High-Performance Graph Processing
- Date in the past
- Wednesday, 24. April 2024, 13:00
- INF 368, room 531
- Matthias Hauck
Address
INF 368
Room 531 (5th floor)Organizer
Dekan
Event Type
Doctoral Examination
With the increasing importance of graphs and algorithm that use them in many new use cases and the increasing availability of data, the number of applications relying on a graph data model rises. Graphs are not only used in many sciences like biology, but also in the public and commercial sector to represent for example social, business or traffic networks. Applications use these graphs using queries that apply graph algorithms on them, while they are run on systems shared by multiple users.

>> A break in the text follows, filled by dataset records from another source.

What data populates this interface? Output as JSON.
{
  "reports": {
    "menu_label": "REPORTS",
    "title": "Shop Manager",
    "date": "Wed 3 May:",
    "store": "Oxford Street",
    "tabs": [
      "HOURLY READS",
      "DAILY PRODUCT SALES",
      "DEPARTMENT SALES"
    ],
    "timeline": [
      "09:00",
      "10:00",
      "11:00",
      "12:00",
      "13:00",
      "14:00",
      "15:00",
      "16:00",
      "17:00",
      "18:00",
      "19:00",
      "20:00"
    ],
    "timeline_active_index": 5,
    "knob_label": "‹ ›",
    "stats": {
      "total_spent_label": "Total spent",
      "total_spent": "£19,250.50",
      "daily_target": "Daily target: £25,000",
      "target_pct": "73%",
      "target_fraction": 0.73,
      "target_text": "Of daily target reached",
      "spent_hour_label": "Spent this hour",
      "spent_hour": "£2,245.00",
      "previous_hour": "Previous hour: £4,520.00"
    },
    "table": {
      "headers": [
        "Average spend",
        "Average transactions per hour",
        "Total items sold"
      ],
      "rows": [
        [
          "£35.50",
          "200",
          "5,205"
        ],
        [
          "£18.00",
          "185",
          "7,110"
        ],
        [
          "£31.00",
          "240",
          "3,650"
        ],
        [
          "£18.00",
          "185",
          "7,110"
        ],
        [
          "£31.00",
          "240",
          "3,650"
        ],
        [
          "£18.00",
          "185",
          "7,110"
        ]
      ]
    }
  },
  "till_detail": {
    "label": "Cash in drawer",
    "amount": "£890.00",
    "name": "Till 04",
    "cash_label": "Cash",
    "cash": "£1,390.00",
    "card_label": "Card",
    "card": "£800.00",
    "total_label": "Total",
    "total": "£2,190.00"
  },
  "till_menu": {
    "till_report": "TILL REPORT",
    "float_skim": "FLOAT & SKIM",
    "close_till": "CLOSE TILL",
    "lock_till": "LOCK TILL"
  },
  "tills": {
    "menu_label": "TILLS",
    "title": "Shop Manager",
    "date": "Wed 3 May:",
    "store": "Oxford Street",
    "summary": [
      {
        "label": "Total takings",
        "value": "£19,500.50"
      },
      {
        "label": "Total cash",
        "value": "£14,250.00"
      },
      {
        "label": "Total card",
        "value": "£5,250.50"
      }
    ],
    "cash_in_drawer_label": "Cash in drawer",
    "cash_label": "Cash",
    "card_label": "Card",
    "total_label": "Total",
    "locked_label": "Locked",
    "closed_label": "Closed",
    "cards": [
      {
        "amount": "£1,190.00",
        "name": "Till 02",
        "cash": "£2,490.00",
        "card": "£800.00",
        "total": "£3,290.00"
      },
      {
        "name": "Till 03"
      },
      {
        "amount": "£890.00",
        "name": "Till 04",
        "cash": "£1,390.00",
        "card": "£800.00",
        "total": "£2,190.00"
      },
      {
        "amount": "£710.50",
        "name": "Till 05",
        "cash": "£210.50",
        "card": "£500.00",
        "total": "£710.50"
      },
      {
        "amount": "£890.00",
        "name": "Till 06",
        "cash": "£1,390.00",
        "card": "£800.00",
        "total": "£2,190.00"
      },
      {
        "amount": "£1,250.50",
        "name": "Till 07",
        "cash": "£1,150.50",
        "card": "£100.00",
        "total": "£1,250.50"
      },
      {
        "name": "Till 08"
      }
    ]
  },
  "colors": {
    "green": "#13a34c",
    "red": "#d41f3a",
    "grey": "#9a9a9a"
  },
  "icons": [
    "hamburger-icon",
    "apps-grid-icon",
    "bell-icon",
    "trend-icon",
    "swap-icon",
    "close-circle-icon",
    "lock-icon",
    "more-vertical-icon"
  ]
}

For the performance this means that the overall system throughput is more important than the elapsed time of a single isolated graph query. The issue is here that parallelizing a graph algorithm efficiently is already complex due to the data dependent nature of many graph algorithm and the broad range of graph sizes and properties. Likewise, there has been a trend to more complex systems with an ever-increasing number of cores, with more complex cache and memory structures and technologies. In order to deal with this complexity, graph processing engines have been proposed that provide primitives for efficient parallel graph processing. Unfortunately, these systems typically focus on the execution of a single query at a time, so they do not try to improve the overall throughput during concurrent usage.
In this work, we investigate high performance throughput-oriented graph query processing on scale up systems. Therefore, we first investigate the behavior of a state-of-the-art graph processing engine using different graph sizes and algorithm when multiple instances of it are used concurrently on the same system. These experiments provide an insight in the potential, but also the issues of concurrent execution. Afterwards, we investigate parallel execution inside of a single query and in particular contention on atomic update operation as they are common in many graph algorithm. We propose here a simple buffering schema for atomic updates in order to reduce contention and analyze it in different scenarios that mimic common update pattern.
Finally, based on the previous investigations we propose a throughput-oriented runtime scheduler for graph queries that automatically controls the degree of parallelization to avoid inefficiencies. The underlying concept consist of multiple parts:
- sampling is used to determine graph properties,
- cost estimations and parallelization boundaries are derived from graph, algorithm, and system properties,
- suitable work packages are generated based on the cost and
- executed controlled by a runtime component that controls the parallelism.
We evaluate the proposed concept using different algorithms on synthetic and real-world data sets, with up to 16 concurrent sessions (queries). The results demonstrate a robust performance despite these various configurations that is always close to or even slightly ahead of manually optimized implementations.